When he scopes these shoulders, they are “often red and dark, with very intensely inflamed tissue where the shoulder is really scarred and tight.”
Surgery can be life‑changing for this group when performed at the right time—which is when the patient asks for it because they’ve had enough, he says.
The procedure must deal with all the pathologies contributing to symptoms, including the biceps tendon, AC joint and subacromial space, he adds. “Otherwise, with just a capsular release, I find they don’t progress that well.”

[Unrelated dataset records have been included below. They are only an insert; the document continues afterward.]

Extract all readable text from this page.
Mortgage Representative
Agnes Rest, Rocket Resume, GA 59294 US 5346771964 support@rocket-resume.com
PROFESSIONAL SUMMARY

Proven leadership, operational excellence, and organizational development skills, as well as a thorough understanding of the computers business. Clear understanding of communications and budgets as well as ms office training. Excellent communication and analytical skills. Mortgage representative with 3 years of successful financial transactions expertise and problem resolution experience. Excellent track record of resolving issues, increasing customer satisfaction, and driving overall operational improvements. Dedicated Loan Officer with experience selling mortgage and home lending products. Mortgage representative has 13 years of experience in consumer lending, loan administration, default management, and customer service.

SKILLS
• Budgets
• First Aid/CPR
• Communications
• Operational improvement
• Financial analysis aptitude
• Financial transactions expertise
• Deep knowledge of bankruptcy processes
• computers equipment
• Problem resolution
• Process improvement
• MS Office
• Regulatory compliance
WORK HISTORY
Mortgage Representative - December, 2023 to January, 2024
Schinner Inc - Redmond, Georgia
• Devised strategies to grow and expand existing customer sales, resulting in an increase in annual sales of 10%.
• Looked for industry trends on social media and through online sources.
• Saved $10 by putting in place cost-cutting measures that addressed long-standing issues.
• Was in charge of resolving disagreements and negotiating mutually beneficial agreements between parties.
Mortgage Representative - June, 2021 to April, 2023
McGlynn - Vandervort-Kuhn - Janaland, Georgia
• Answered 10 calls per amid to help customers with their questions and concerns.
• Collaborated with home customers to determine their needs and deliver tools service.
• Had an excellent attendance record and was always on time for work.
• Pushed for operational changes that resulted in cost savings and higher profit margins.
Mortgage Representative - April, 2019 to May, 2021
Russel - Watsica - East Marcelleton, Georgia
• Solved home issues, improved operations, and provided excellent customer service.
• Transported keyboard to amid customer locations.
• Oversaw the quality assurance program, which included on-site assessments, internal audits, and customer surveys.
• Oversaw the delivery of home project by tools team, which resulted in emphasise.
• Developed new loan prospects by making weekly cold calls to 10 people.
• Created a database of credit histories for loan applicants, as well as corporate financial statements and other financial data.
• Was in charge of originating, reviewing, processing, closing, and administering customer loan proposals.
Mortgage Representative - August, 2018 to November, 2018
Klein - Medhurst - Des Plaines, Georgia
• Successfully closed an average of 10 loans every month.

Ultrasound is commonly used in general practice and Dr Pant considers this reasonable, but “it might be only correct 40–50% of the time.”
“It’s a mistake today for us just to rely on reports rather than history and examination,” he cautions.
For example, a small degenerative supraspinatus tear in an older patient with good range of motion may not be clinically relevant. “Not all rotator cuff tears are bad, and not all rotator cuff tears need surgery,” he says.
“In fact, sometimes doing a rotator cuff repair could be a detriment to that patient, because it may not be their symptom generator. They may have bicep tendonitis, or AC joint pain, or capsulitis, or shoulder arthritis, or cervical spine pain, or some other diagnosis.”
Regardless of the patient’s chronological age, it’s crucial to consider their lifestyle—which dictates the level of shoulder function they need, Dr Pant stresses.
“Some patients, even in their 70s or 80s, are very active. They’re playing a lot of sport. They’re cycling. They’re golfing. They have certain demands on their body.”
Patients may be miserable if they can’t get back to activities that “give them a great deal of joy”, he says, and this guides treatment decisions.